La semplicità del luogo ben si confa col momento di meditazione che la cerimonia del tè rappresenta. Il legno e le paglia sono esempi di purezza e raffinatezza che hanno fatto la storia dell’architettura. L’apparente vuoto è ideale rappresentazione Zen dove il pensiero è libero di contemplare l’assenza e di amarla.
Il silenzio è sublimazione del luogo in cui gli ospiti si dispongono sul bambù intrecciato, il tatami, vicino al padrone di casa a seconda della loro importanza. Gesti fissi e lentissimi, quasi estenuanti agli occhi occidentali, scandiscono il tempo indefinito del Cha no yu. Poi la bevanda viene preparata per gli astanti.

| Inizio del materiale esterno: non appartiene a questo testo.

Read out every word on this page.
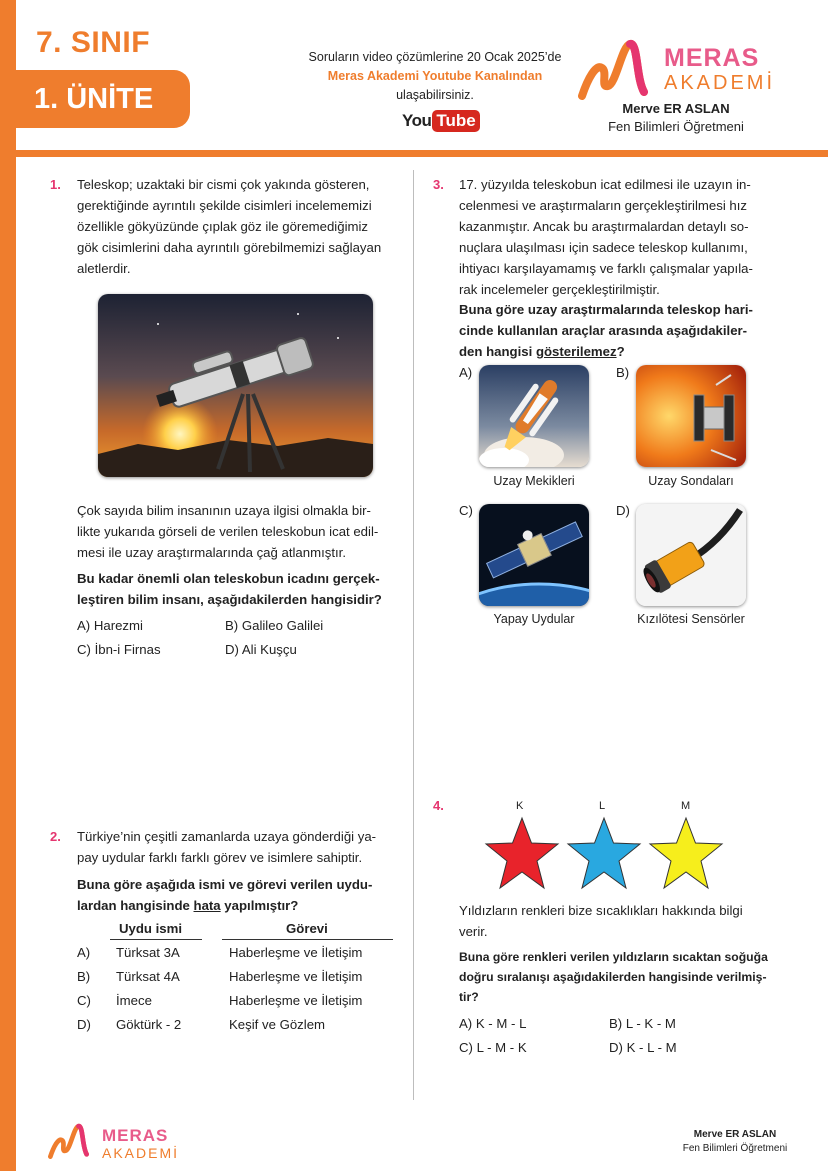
7. SINIF
1. ÜNİTE
Soruların video çözümlerine 20 Ocak 2025’de
Meras Akademi Youtube Kanalından
ulaşabilirsiniz.
You Tube
MERAS
AKADEMİ
Merve ER ASLAN
Fen Bilimleri Öğretmeni
1. Teleskop; uzaktaki bir cismi çok yakında gösteren,
gerektiğinde ayrıntılı şekilde cisimleri incelememizi
özellikle gökyüzünde çıplak göz ile göremediğimiz
gök cisimlerini daha ayrıntılı görebilmemizi sağlayan
aletlerdir.
Çok sayıda bilim insanının uzaya ilgisi olmakla bir-
likte yukarıda görseli de verilen teleskobun icat edil-
mesi ile uzay araştırmalarında çağ atlanmıştır.
Bu kadar önemli olan teleskobun icadını gerçek-
leştiren bilim insanı, aşağıdakilerden hangisidir?
A) Harezmi	B) Galileo Galilei
C) İbn-i Firnas	D) Ali Kuşçu
2. Türkiye’nin çeşitli zamanlarda uzaya gönderdiği ya-
pay uydular farklı farklı görev ve isimlere sahiptir.
Buna göre aşağıda ismi ve görevi verilen uydu-
lardan hangisinde hata yapılmıştır?
Uydu ismi	Görevi
A) Türksat 3A	Haberleşme ve İletişim
B) Türksat 4A	Haberleşme ve İletişim
C) İmece	Haberleşme ve İletişim
D) Göktürk - 2	Keşif ve Gözlem
3. 17. yüzyılda teleskobun icat edilmesi ile uzayın in-
celenmesi ve araştırmaların gerçekleştirilmesi hız
kazanmıştır. Ancak bu araştırmalardan detaylı so-
nuçlara ulaşılması için sadece teleskop kullanımı,
ihtiyacı karşılayamamış ve farklı çalışmalar yapıla-
rak incelemeler gerçekleştirilmiştir.
Buna göre uzay araştırmalarında teleskop hari-
cinde kullanılan araçlar arasında aşağıdakiler-
den hangisi gösterilemez?
A)
Uzay Mekikleri
B)
Uzay Sondaları
C)
Yapay Uydular
D)
Kızılötesi Sensörler
4.	K	L	M
Yıldızların renkleri bize sıcaklıkları hakkında bilgi
verir.
Buna göre renkleri verilen yıldızların sıcaktan soğuğa
doğru sıralanışı aşağıdakilerden hangisinde verilmiş-
tir?
A) K - M - L	B) L - K - M
C) L - M - K	D) K - L - M
MERAS
AKADEMİ
Merve ER ASLAN
Fen Bilimleri Öğretmeni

Il testsubin è la teiera utilizzata per dare vita alla cerimonia del tè: questo bollitore dalla sofisticata lavorazione veniva utilizzato soprattutto nelle occasioni all’aperto. Da impugnarsi sempre e solo con la mano destra come vuole il protocollo, non ha decorazioni sgargianti in accordo alla disciplina Zen. Solo foglie, fiori, bambù o animali stilizzati.
Nei secoli il tè è così divenuto per il Giappone un valore sociale, oltre che gastronomico: la sua coltivazione è maggiore nella zona centro-occidentale del Paese. È da lì che deriva il matcha, la qualità verde polverizzata che mescolata all’acqua calda con il chasen, il frullino di bambù, viene usata durante lo Cha no yu. Rito antico di una nazione ultramoderna.